Ее глаза наполнились слезами.
— Мне было тогда пять лет, но я и сегодня, через сорок лет, узнала бы его узкое лицо и холодный взгляд. Он внушал ужас.
Когда я показал фотографию, она впилась пальцами в мой локоть и отвернулась. Стефани всхлипывала, кивала головой и смеялась одновременно.
— Вы уверены, что это он? — спросил я, помолчав.
Она еще раз всмотрелась в фотографию.
— Absolument. (Абсолютно уверена.)
— Тогда все в порядке. — И я рассказал ей все, что знал о смерти этого человека.
— А вы тут при чем? Вам какое дело до всего этого? — спросила она.
— Двадцать лет назад я купил у вашей матушки шарф, на котором он повесился, — сказал я. — А потом шарф сам настиг его.
К ее волнению прибавилась гордость, и, когда мы спускались в деревню, она лучилась покоем и удовлетворенностью. На полпути нам встретился священник, он посмотрел на нас как-то странно, и я подумал, что надо бы и ему рассказать обо всем, но Стефани потянула меня дальше.
Останусь ли я в деревне, спросила она, или же уеду автобусом, который отправляется через четверть часа.
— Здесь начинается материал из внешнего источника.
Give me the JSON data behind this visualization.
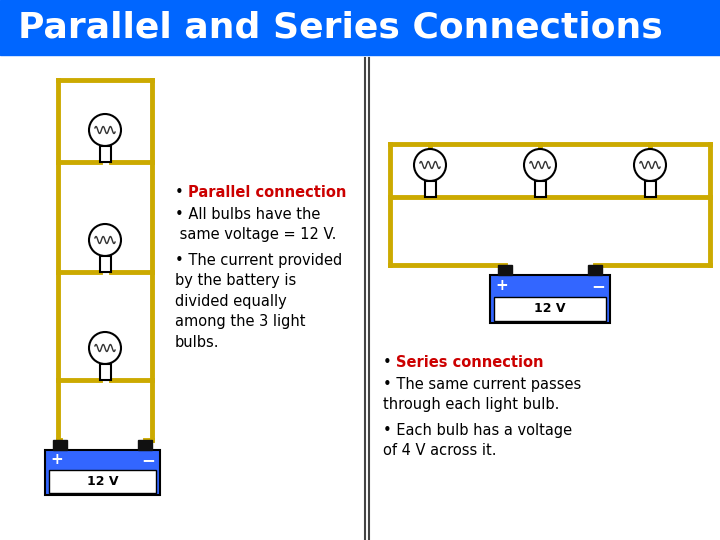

Когда она выговаривала последние слова, в глазах у нее была просьба, и мне вдруг захотелось уехать отсюда как можно скорее.
Мы молча стояли на деревенской площади, старики за столиками перед бистро рассматривали нас, низкорослый толстяк все еще барабанил пальцами по столешнице и напевал одну и ту же мелодию. Потом подошел автобус, я протянул ей на прощанье руку и увидел, что она вложила мне в ладонь цветущую веточку волчника.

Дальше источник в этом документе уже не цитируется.